Tansu: Sinemaya geçişiyse şöyle oldu; uzun zamandır video prodüksiyonları yapıyoruz, bu arada da birçok yapımcıdan teklifler aldık ve görüşmeler yaptık. ANS’nin kurucusu, yapımcı ve yönetmen Abdullah Oğuz da bizimle bir çalışma yapmak istiyordu, ama tatlı bir proje denk gelmemişti. Biz, Patlak Sokakları internette yayınlamaya başladık, başarılı da olunca Abdullah Oğuz’a götürdük. O da beğendi. Zaten dünyayı yaratmıştık, hemen senaryo yazıldı ve çekimler hızla başladı.
Adı neden Patlak Sokaklar?
Volkan: Arka Sokaklar dizisinden esinlenme değil. Birkaç kişi öyle sordu, ama isim olarak seçeneklerden biriydi, biz onu seçtik. Kulağa hoş geliyor, komik bir kelime… İnternetteki versiyonu biraz daha 70’lerdi. San Francisco kafasındaydı, eskiden bir dizi vardı; San Francisco Sokakları adlı ondan biraz esinlenmiş olabilirim.
Peki Gerzomat nedir?
Volkan: Gerzeklik otomatı.
Yani...?
Tansu: Yarattığımız dünyada bir makine, kötü adam Jack bu makineyi kullanıyor ve bu cihazla halkı tehdit ediyor. Yine bir gönderme değil, insanlar Türk televizyon programlarını izleyip aptal oluyor gibi bir imada bulunmadık.
Senaryo da size mi ait?
Tansu: Evet, hikaye hepimizin, ama senaryoyu Volkan yazdı.

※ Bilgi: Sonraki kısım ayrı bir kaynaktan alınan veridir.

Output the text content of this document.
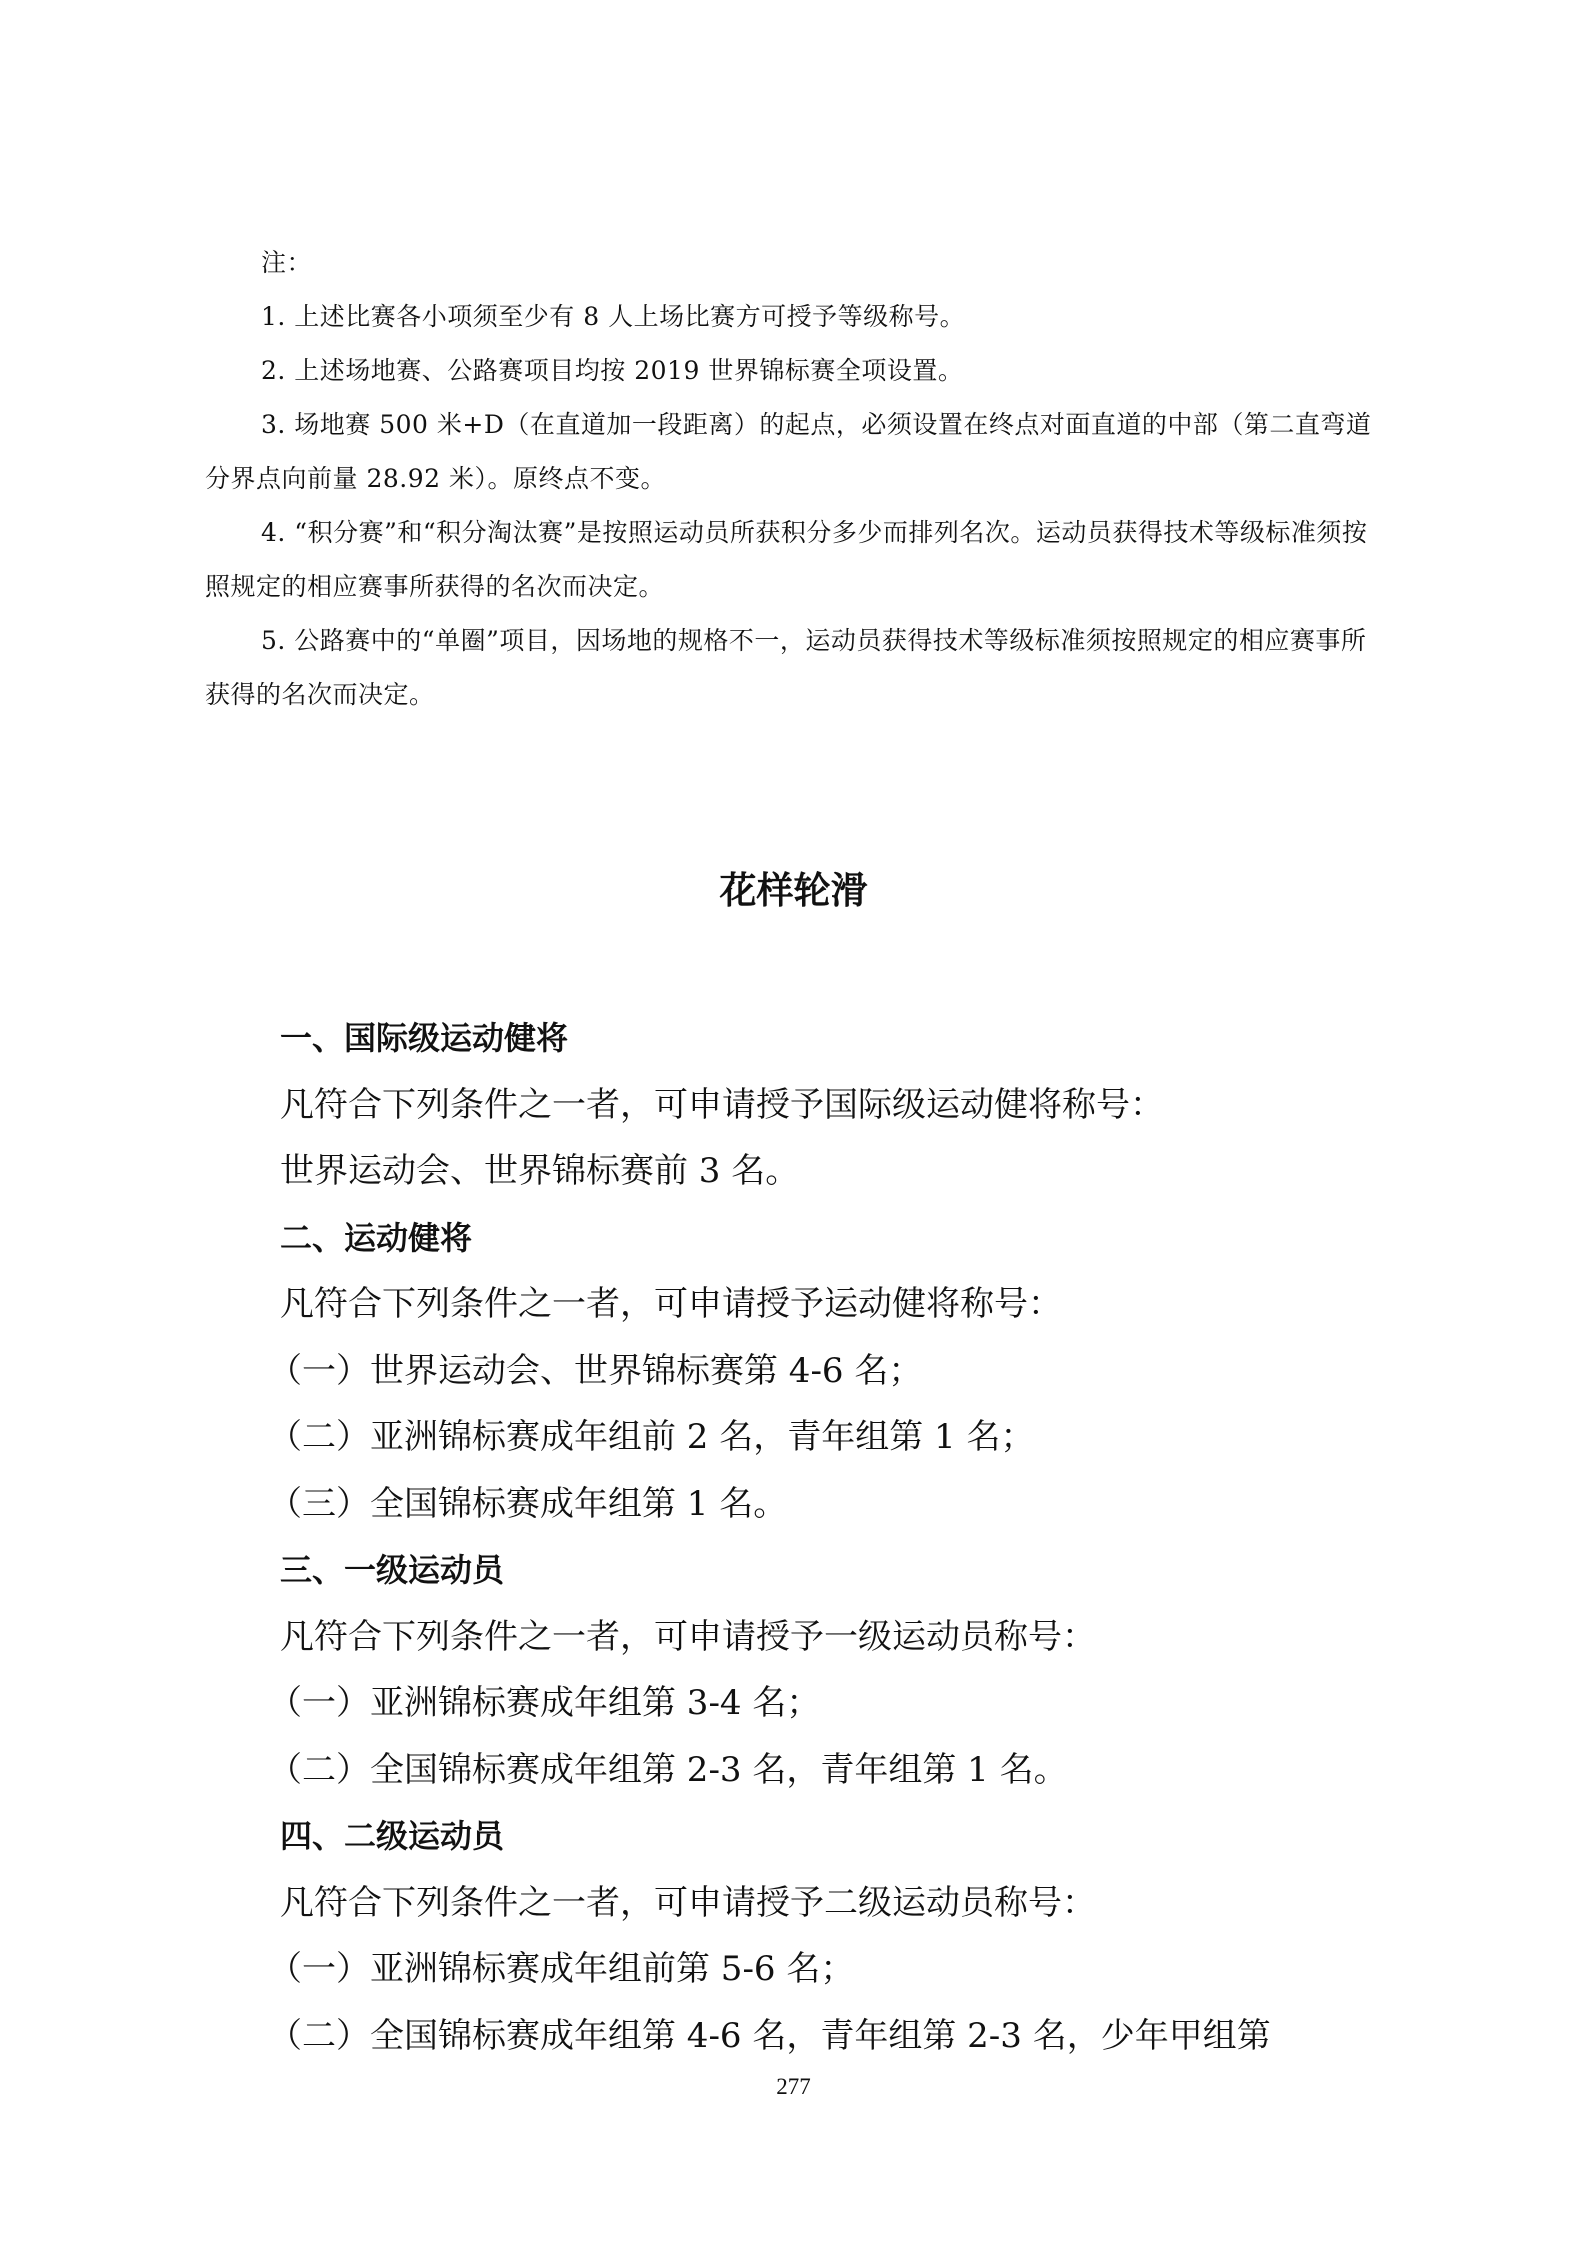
注：

1. 上述比赛各小项须至少有 8 人上场比赛方可授予等级称号。

2. 上述场地赛、公路赛项目均按 2019 世界锦标赛全项设置。

3. 场地赛 500 米+D（在直道加一段距离）的起点，必须设置在终点对面直道的中部（第二直弯道分界点向前量 28.92 米）。原终点不变。

4. “积分赛”和“积分淘汰赛”是按照运动员所获积分多少而排列名次。运动员获得技术等级标准须按照规定的相应赛事所获得的名次而决定。

5. 公路赛中的“单圈”项目，因场地的规格不一，运动员获得技术等级标准须按照规定的相应赛事所获得的名次而决定。

花样轮滑
一、国际级运动健将
凡符合下列条件之一者，可申请授予国际级运动健将称号：
世界运动会、世界锦标赛前 3 名。
二、运动健将
凡符合下列条件之一者，可申请授予运动健将称号：
（一）世界运动会、世界锦标赛第 4-6 名；
（二）亚洲锦标赛成年组前 2 名，青年组第 1 名；
（三）全国锦标赛成年组第 1 名。
三、一级运动员
凡符合下列条件之一者，可申请授予一级运动员称号：
（一）亚洲锦标赛成年组第 3-4 名；
（二）全国锦标赛成年组第 2-3 名，青年组第 1 名。
四、二级运动员
凡符合下列条件之一者，可申请授予二级运动员称号：
（一）亚洲锦标赛成年组前第 5-6 名；
（二）全国锦标赛成年组第 4-6 名，青年组第 2-3 名，少年甲组第
277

”SADECE DELİ BEHLÜL VİDEOSUNDA BİR GÖNDERME VAR”
Amerikan polisiye filmlerini ti’ye alma fikriyle yola çıktınız, buna bir de Türk haber bülteni klişeleri ve TV programları eklenmiş gibi geldi bana. Hatta fragmanda gördüğüm kadarıyla Kenan Işık’a da bir gönderme var…
Volkan: Biz esprilerimizi illa Kenan Işık olsun diye seçmiyoruz. Mesela o espri şöyle çıktı; senaryoda öyle bir şey yoktu, ben sadece ‘telefon hakkımı kullanmak istiyorum’ repliği yazmıştım. Senaryoyu okurken Tansu, ‘abi telefon hakkı, yarışmalardaki gibi olsun’ diye zıpladı.
Özellikle bir gönderme yok, telefon hakkının oraya dönmesinden çıkan bir espri. Hep bu şekilde çalışıyoruz, üç kişi başladık, ama şu anda dokuz kişilik bir grubuz, oturup dokuz kişi beraber düşünürken aklımıza geleni söylüyoruz, senaryo da o yönde şekillendiriyor.
Tansu: Özellikle birine sataşalım kafası olmadı bizde. Hiç olmadı.
Volkan: Bir kere oldu.
Hangisinde oldu?
Volkan: ‘Deli Behlül’ videosunda oldu.
Tansu: O da sataşılmayacak gibi değildi. Tamam, pop kültürden etkilendiğimiz doğru. Televizyon ve internetten besleniyoruz, ama özellikle bununla dalga geçelim kafası yok bizde. Volkan’ın da dediği gibi ‘aa şuraya da ufak bir değinelim’ gibi naif bir tavırla yazdık esprileri.
Filmdeki seslendirmeleri Amerikan filmlerinden hatırlıyoruz. Neden dublaj yapmayı tercih ettiniz?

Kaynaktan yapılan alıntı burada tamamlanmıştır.